South Korea’s finance minister Hong Nam-ki gave a firm “no” at the National Assembly to lawmakers asking for crypto taxation to be delayed until the industry is fully prepared.
- Minister Hong insisted the plan to tax capital gains from cryptocurrency transactions should be executed as planned. The amended tax law stipulates that crypto income over the amount of 2.5 million won (about US$2,132) be taxed 20% starting Jan. 1, 2022. “The virtual asset market has grown to be as big as the KOSPI (Korea’s stock market),” Hong said. “It would be a problem for fair taxation if we do not tax where there is income.” A further delay would only cause market confusion, he added.
- The tax law amendment sparked controversy, with some saying taxation is too early especially when the government has yet to prepare sufficient protective measures for crypto investors. Other crypto investors argued it was unfair, as crypto income is taxed over 2.5 million won, while stock capital gains taxes start at 50 million won, which is around US$42,600. Moreover, stock capital gains are to be taxed from 2023, a year later than crypto taxation. The government explained that there are special tax benefits to income from certain financial investments, and virtual assets aren’t categorized as financial assets in South Korea — hence the lower threshold for tax deduction.
- The imbalance between tax deductibles in crypto gains and stock gains caused an anonymous person to post an online petition on the presidential Blue House webpage, to stop what the person viewed as “discrimination.” More than 50,000 people have since signed the petition.
- Conservative party lawmaker Yun Chang-hyun and Yoo Gyeong-joon proposed bills to delay the taxing by one to two years, while democratic party lawmaker Noh Woong-rae proposed characterizing crypto capital gains as income from financial investment.

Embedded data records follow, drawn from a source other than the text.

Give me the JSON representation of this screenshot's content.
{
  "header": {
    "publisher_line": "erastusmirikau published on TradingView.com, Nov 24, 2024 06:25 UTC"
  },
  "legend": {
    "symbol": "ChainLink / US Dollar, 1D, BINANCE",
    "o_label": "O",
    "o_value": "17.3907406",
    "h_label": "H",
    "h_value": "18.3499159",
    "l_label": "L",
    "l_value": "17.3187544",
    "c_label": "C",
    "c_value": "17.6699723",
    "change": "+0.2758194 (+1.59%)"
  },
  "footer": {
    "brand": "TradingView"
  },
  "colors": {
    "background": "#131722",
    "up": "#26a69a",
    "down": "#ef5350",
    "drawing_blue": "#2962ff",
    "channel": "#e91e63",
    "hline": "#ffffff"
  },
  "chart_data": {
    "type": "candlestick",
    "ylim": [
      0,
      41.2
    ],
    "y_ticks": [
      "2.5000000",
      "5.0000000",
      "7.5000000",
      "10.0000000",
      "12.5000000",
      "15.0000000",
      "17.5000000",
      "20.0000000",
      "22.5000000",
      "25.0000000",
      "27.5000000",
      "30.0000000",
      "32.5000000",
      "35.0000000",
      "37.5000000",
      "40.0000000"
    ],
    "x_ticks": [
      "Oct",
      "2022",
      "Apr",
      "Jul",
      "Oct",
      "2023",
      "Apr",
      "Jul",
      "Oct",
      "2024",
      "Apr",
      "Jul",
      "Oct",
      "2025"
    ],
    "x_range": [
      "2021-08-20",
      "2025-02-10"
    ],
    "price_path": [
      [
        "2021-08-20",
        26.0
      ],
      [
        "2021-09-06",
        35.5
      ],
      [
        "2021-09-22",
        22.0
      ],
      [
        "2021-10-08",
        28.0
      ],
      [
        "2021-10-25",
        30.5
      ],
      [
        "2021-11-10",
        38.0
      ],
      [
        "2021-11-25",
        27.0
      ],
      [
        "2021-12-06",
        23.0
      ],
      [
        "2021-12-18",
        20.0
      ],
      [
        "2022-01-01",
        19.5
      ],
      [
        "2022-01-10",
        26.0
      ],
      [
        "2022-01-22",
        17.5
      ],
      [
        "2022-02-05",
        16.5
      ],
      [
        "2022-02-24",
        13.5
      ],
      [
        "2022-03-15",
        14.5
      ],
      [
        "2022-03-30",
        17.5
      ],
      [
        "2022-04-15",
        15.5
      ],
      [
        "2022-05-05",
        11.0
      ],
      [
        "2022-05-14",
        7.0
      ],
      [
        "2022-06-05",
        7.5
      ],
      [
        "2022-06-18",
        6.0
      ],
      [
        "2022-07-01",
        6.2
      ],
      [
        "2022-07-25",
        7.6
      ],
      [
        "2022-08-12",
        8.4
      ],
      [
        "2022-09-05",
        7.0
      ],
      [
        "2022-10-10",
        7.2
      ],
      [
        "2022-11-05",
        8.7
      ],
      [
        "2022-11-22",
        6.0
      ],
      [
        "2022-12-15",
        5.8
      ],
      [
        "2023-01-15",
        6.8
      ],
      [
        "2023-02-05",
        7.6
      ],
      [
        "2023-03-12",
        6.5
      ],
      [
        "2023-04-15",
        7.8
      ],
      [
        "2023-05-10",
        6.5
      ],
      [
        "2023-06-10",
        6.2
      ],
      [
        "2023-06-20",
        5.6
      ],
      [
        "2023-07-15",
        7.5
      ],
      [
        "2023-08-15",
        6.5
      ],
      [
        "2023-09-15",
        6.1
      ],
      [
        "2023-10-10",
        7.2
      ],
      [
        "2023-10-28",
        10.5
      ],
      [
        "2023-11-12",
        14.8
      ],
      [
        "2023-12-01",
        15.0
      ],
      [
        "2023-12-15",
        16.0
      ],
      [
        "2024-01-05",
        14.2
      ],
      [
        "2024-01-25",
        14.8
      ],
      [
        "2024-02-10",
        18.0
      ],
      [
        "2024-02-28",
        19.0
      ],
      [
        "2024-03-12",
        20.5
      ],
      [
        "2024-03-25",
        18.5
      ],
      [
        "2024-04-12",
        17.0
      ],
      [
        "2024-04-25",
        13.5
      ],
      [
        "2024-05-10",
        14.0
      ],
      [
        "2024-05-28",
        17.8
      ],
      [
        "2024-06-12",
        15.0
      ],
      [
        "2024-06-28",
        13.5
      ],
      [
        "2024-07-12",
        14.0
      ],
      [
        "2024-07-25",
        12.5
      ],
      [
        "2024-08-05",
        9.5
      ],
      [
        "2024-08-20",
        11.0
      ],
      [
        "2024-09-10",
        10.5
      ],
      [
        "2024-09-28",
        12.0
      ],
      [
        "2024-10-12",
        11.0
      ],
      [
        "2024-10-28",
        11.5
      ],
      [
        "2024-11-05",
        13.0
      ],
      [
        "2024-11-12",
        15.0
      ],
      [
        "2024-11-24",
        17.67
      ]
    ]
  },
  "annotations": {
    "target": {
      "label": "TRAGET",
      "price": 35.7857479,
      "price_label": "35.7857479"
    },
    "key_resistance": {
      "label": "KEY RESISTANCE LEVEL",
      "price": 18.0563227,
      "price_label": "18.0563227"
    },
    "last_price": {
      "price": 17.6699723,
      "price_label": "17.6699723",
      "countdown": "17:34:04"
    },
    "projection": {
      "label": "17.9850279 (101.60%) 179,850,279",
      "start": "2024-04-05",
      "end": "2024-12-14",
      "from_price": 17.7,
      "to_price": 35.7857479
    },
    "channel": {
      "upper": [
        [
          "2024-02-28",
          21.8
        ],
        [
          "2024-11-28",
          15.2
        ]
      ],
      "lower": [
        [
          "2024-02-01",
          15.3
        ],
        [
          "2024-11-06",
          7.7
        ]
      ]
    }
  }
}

- Lee Dong-keon, professor of tax accounting at Hanbat National University, told Forkast.News in an interview he agrees that crypto taxation should go on as scheduled. However, he argues taxing crypto should be the same as taxing stock gains. “The National Tax Service claims that [crypto] is not a financial asset, but a part of ‘other assets’ or intangible assets,” Lee said. “Regardless of category, if the characteristics [of the investments] are similar, I think it’s right to tax it the same as stock capital gains tax.”